You can invite three people from history to dinner. Who would they be and why?
There are three people in my house, so we've each chosen one. My son has chosen Christiano Ronaldo, because he loves soccer. Soccer is life. Pat is having Princess Diana, because she wants to get all the gory details about what went down with her. There's been a bit of The Crown on Netflix lately.
For me, I've gone with Madonna. She's going to sing Like A Prayer for me, which is my all-time favourite song. It's also going to played at my funeral, and everybody has to stand and raise their hands.
I almost invited Morgan Freeman too, I love his voice. Madonna trumped him, though.
What is one thing you'd like to improve in Whanganui?
Obviously, that would be the homeless situation. I would like everybody to have equal opportunity, and I think people make a lot of assumptions about those who are homeless, like they've made choices.
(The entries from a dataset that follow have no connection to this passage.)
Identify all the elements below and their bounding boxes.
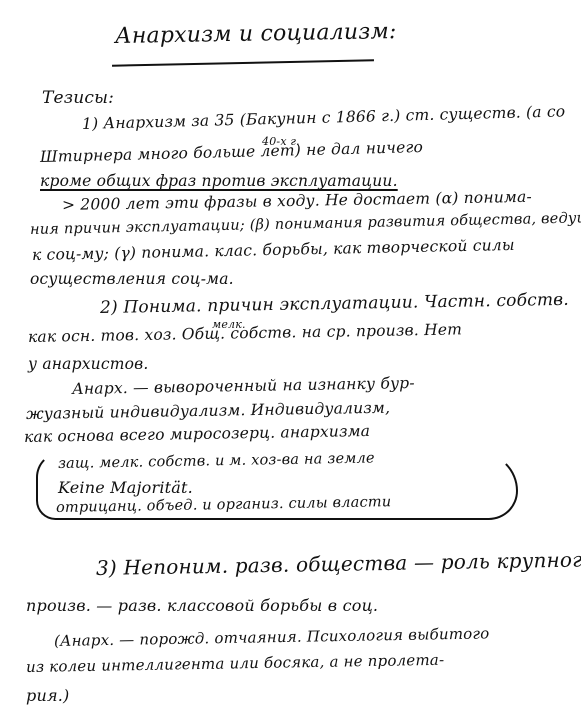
text-line-content: кроме общих фраз против эксплуатации.	[40, 172, 398, 190]
text-line: 1) Анархизм за 35 (Бакунин с 1866 г.) ст…	[82, 102, 566, 133]
text-line: > 2000 лет эти фразы в ходу. Не достает …	[62, 188, 532, 214]
text-line: из колеи интеллигента или босяка, а не п…	[26, 651, 445, 676]
text-line: у анархистов.	[28, 355, 149, 373]
title-underline	[112, 59, 374, 66]
text-line: произв. — разв. классовой борьбы в соц.	[26, 596, 378, 615]
text-line: осуществления соц-ма.	[30, 270, 234, 288]
bracketed-note-line: Keine Majorität.	[58, 478, 193, 497]
text-line: рия.)	[26, 686, 69, 705]
theses-heading: Тезисы:	[42, 88, 114, 108]
text-line: как осн. тов. хоз. Общ. собств. на ср. п…	[28, 320, 462, 346]
text-line: кроме общих фраз против эксплуатации.	[40, 172, 398, 190]
text-line: ния причин эксплуатации; (β) понимания р…	[30, 210, 581, 238]
text-line: к соц-му; (γ) понима. клас. борьбы, как …	[32, 236, 515, 264]
text-line: Штирнера много больше лет) не дал ничего	[40, 138, 424, 166]
text-line: жуазный индивидуализм. Индивидуализм,	[26, 399, 390, 423]
text-line: 3) Непоним. разв. общества — роль крупно…	[96, 547, 581, 580]
manuscript-page: Анархизм и социализм: Тезисы: 1) Анархиз…	[0, 0, 581, 721]
text-line: как основа всего миросозерц. анархизма	[24, 422, 370, 446]
text-line: (Анарх. — порожд. отчаяния. Психология в…	[54, 624, 490, 650]
text-line: Анарх. — вывороченный на изнанку бур-	[72, 374, 415, 398]
text-line: 2) Понима. причин эксплуатации. Частн. с…	[100, 290, 569, 318]
page-title: Анархизм и социализм:	[115, 19, 397, 49]
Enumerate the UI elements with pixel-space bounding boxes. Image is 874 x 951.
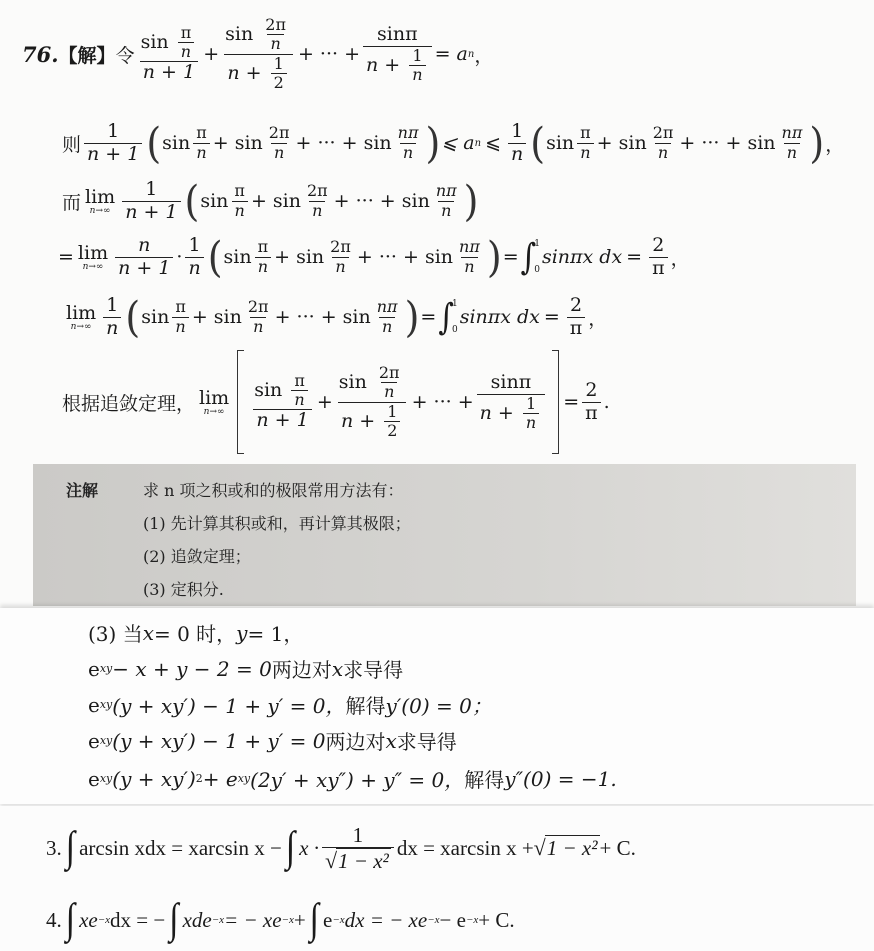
integral-sign: ∫10 <box>521 239 540 275</box>
right-bracket <box>552 350 559 454</box>
integration-exercises-panel: 3. ∫ arcsin xdx = xarcsin x − ∫ x · 1 √1… <box>0 806 874 951</box>
term-2: sin 2πn n + 12 <box>222 16 295 93</box>
exercise-3-number: 3. <box>46 836 62 861</box>
exercise-4-number: 4. <box>46 908 62 933</box>
squeeze-conclusion: 根据追敛定理， limn→∞ sin πn n + 1 + sin 2πn n … <box>62 350 610 454</box>
part3-line-3: exy(y + xy′) − 1 + y′ = 0，解得 y′(0) = 0； <box>88 690 492 719</box>
solution-76-panel: 76. 【解】 令 sin πn n + 1 + sin 2πn n + 12 … <box>0 0 874 608</box>
part3-line-4: exy(y + xy′) − 1 + y′ = 0 两边对 x 求导得 <box>88 726 457 755</box>
left-bracket <box>237 350 244 454</box>
problem-76-definition: 76. 【解】 令 sin πn n + 1 + sin 2πn n + 12 … <box>22 4 493 104</box>
inequality-line: 则 1n + 1 ( sin πn + sin 2πn + ··· + sin … <box>62 118 844 168</box>
limit-line-2: = limn→∞ nn + 1 · 1n ( sin πn + sin 2πn … <box>58 232 690 282</box>
note-box: 注解 求 n 项之积或和的极限常用方法有： (1) 先计算其积或和，再计算其极限… <box>33 464 856 606</box>
note-intro: 求 n 项之积或和的极限常用方法有： <box>143 478 403 501</box>
problem-number: 76. <box>22 42 59 67</box>
limit-line-3: limn→∞ 1n ( sin πn + sin 2πn + ··· + sin… <box>62 292 607 342</box>
exercise-4: 4. ∫ xe−xdx = − ∫ xde−x = − xe−x + ∫ e−x… <box>46 894 515 946</box>
part3-line-1: (3) 当 x = 0 时，y = 1， <box>88 618 303 647</box>
term-1: sin πn n + 1 <box>138 24 201 85</box>
term-n: sinπ n + 1n <box>363 24 432 85</box>
exercise-3: 3. ∫ arcsin xdx = xarcsin x − ∫ x · 1 √1… <box>46 814 636 882</box>
note-item-3: (3) 定积分. <box>143 577 224 600</box>
solution-tag: 【解】 <box>59 41 116 68</box>
note-item-1: (1) 先计算其积或和，再计算其极限； <box>143 511 411 534</box>
note-item-2: (2) 追敛定理； <box>143 544 251 567</box>
part3-line-5: exy(y + xy′)2 + exy(2y′ + xy″) + y″ = 0，… <box>88 764 617 793</box>
implicit-derivative-panel: (3) 当 x = 0 时，y = 1， exy − x + y − 2 = 0… <box>0 608 874 804</box>
let-word: 令 <box>116 41 135 68</box>
note-label: 注解 <box>66 478 98 501</box>
part3-line-2: exy − x + y − 2 = 0 两边对 x 求导得 <box>88 654 403 683</box>
limit-line-1: 而 limn→∞ 1n + 1 ( sin πn + sin 2πn + ···… <box>62 176 479 226</box>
Often, if you delve into it and talk to homeless people, they haven't actually had choices. They haven't been brought into families that value education, or they've grown up with family harm or addiction in their family.
I would like to see less greed and more opportunities for everybody. There's plenty for everyone.
If you hadn't pursued a career at Community House, what would you be doing instead?
I think I'd be doing what I studied - counselling or social work. I do like to help people, and I'm known as a soft touch. I have difficulty saying no. It doesn't matter how busy I am, I'll squeeze it in. There's a saying, if you want something done you ask a busy person.
Who is someone locally that inspires you?
This is an easy one. It would be my mum, Doreen Loader. She's really intelligent and kind, and she always puts others first. She's the first person I go to with anything and everything.